The thing that actually sets the volume is the amplifier, which is after signal has been converted from digital to analog. In this case your monitor. USB allows for volume control to be passed to the device at the end of the chain. HDMI possibly too via CEC, but you need everything in HDMI chain to talk CEC. I'm not sure if DisplayPort allows for volume control.
In theory, there's no technical reason why volume control commands could not be sent along digital path as long as volume control on the analog side is "soft" (e.g. via on-screen controls on monitor, up/down buttons, or fly-by-wire knob). This is effectively no different than using good old IR remote to do the same thing. If the volume control on the analog side is "hard-wired" (e.g. you directly turn good old potentiometer to adjust the volume), you are out of luck (and generally, such devices can't have good old IR remote control either).
That is in theory. In practice things can and do go horribly wrong sometime. I've a pair of Dell USB speakers attached to my monitor. Volume control is, of course, enabled. Except when I set it to "one bar" using keyboard, it's way too low. When I set it to "two bars" it's ridiculously loud. "Three bars" and the windows are rattling. I never dared to set it to "four bars".
I also have NuForce uDAC-2. Which is USB device. With hard-wired volume knob. My Mac really shouldn't allow me to control volume on that thing via keyboard. But it does!? With expectedly horrible results.

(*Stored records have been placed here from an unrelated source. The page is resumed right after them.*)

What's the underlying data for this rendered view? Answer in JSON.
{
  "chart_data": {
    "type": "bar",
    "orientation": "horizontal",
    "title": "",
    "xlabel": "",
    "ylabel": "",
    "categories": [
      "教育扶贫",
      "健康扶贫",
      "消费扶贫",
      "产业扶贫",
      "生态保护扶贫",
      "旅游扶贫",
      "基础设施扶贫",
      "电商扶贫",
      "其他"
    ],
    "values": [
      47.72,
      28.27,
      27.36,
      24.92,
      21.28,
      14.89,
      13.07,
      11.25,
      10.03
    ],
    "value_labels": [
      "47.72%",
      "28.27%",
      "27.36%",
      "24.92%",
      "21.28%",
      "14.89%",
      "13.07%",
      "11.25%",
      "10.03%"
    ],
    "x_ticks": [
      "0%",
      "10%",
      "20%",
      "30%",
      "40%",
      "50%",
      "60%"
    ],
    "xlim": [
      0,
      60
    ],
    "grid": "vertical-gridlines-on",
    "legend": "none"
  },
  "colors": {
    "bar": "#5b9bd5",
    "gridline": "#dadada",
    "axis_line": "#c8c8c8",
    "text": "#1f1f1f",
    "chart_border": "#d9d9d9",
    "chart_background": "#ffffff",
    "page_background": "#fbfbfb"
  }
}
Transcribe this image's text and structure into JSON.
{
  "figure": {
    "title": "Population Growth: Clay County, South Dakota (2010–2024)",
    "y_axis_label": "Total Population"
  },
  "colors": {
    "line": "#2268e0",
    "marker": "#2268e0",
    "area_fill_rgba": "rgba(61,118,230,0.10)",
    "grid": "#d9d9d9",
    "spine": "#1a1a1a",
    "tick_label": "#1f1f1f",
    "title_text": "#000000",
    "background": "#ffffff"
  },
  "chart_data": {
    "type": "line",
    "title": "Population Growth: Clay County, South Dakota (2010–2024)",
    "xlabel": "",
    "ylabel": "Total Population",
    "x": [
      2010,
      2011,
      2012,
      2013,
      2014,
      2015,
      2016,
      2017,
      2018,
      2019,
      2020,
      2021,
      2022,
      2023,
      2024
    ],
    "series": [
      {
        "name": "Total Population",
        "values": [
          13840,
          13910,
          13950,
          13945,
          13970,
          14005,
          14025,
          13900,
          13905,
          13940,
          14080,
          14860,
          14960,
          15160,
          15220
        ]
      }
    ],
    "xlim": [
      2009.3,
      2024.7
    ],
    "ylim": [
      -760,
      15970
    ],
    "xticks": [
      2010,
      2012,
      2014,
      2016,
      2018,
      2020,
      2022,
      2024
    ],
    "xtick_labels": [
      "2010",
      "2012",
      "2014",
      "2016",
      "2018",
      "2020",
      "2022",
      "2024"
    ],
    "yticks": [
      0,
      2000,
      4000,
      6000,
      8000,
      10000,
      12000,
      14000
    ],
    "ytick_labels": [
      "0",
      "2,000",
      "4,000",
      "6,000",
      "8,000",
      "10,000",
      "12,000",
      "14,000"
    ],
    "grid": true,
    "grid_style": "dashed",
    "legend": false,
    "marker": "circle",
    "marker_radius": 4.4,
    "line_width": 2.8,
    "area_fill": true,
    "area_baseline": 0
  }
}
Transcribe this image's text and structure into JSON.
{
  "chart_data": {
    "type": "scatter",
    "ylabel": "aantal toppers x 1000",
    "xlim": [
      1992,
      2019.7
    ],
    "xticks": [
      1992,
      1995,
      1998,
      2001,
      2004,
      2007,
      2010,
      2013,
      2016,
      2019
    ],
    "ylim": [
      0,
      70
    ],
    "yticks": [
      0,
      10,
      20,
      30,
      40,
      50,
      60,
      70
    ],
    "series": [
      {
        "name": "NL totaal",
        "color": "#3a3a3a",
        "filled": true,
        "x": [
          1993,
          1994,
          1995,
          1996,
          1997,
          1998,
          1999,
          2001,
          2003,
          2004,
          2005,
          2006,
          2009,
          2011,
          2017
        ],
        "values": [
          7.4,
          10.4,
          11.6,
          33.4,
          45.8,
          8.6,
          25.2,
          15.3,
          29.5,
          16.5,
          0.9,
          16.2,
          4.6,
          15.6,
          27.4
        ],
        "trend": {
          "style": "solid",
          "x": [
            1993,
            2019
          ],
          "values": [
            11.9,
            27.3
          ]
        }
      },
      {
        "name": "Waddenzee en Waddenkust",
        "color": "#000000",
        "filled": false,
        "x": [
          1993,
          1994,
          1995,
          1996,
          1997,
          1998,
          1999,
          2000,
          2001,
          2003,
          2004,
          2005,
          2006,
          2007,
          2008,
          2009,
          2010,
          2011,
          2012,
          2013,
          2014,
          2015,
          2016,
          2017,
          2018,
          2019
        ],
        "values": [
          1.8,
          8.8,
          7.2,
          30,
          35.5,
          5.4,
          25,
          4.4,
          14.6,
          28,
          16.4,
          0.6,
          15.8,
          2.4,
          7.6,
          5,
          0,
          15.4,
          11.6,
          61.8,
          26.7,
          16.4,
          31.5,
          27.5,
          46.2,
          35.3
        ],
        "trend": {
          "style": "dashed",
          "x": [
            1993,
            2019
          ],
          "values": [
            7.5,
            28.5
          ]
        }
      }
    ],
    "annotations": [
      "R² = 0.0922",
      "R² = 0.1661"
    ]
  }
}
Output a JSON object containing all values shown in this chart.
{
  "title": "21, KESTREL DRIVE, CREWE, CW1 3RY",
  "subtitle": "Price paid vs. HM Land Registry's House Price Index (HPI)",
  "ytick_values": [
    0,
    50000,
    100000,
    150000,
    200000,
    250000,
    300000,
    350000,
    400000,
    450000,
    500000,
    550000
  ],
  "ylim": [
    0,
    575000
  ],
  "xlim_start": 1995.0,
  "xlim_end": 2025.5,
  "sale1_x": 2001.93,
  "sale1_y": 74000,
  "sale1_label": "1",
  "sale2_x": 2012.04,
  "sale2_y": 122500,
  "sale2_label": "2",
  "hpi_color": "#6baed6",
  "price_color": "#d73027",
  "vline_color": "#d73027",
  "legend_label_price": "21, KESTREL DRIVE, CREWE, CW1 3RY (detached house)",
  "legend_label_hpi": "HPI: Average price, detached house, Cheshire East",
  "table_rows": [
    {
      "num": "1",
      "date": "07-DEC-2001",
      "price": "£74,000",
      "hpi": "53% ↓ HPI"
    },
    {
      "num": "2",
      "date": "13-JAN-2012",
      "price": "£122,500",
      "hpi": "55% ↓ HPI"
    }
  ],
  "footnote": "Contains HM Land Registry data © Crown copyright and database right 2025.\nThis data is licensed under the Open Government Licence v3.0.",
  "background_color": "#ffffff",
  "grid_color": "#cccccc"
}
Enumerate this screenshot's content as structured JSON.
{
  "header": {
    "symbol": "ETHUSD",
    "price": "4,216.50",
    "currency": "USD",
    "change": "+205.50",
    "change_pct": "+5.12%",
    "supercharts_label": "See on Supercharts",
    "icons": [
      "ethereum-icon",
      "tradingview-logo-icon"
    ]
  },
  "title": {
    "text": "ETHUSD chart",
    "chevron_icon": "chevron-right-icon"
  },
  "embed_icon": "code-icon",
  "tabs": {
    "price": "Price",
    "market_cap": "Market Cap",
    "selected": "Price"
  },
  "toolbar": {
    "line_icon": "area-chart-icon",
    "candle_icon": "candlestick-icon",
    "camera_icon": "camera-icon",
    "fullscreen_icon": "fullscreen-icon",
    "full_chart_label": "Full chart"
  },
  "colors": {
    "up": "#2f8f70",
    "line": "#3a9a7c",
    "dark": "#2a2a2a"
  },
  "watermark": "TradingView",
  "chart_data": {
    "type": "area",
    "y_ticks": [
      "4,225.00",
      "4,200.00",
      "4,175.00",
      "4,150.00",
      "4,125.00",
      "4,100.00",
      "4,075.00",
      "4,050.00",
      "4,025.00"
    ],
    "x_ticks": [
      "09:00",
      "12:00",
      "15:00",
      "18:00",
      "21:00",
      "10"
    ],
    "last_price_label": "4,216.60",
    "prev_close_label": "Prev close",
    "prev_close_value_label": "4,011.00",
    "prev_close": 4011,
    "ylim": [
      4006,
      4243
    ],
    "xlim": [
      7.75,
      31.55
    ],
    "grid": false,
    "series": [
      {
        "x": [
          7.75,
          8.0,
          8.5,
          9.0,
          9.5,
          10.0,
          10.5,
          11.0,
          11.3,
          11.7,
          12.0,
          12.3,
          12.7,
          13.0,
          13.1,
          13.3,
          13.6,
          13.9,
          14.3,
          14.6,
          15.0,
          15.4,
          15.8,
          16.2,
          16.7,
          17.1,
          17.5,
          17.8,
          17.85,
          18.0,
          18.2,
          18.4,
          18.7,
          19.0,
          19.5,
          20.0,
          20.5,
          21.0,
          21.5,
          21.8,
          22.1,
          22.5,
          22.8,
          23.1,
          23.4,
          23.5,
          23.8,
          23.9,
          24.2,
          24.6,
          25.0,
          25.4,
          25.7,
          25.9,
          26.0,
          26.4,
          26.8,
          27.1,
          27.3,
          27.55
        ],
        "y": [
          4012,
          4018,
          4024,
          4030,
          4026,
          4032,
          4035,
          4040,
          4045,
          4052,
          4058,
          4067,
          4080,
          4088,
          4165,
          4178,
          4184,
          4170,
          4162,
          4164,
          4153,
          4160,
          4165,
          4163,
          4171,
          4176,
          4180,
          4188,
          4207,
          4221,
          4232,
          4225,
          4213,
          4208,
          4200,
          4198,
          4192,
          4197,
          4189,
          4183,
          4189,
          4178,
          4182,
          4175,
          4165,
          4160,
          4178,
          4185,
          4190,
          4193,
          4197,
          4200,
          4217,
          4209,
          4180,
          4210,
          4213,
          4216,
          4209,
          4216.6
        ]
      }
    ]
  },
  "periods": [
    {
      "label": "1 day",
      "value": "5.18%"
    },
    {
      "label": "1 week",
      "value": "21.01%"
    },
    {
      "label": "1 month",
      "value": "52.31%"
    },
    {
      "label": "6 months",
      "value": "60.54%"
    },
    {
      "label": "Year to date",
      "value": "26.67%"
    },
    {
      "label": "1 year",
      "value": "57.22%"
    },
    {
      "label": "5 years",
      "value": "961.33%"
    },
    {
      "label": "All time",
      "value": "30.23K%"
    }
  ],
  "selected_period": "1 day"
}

The software that attempts to "fix" this by messing with digital audio data before sending it on its way is generally horrible idea. It degrades audio quality. And you have effectively "double" volume control. It's especially horrible if you dial volume down on the digital (source) side, then attempt to dial it up on the analog side. Just say no to such applications, no matter how convenient and "problem solving" they look like.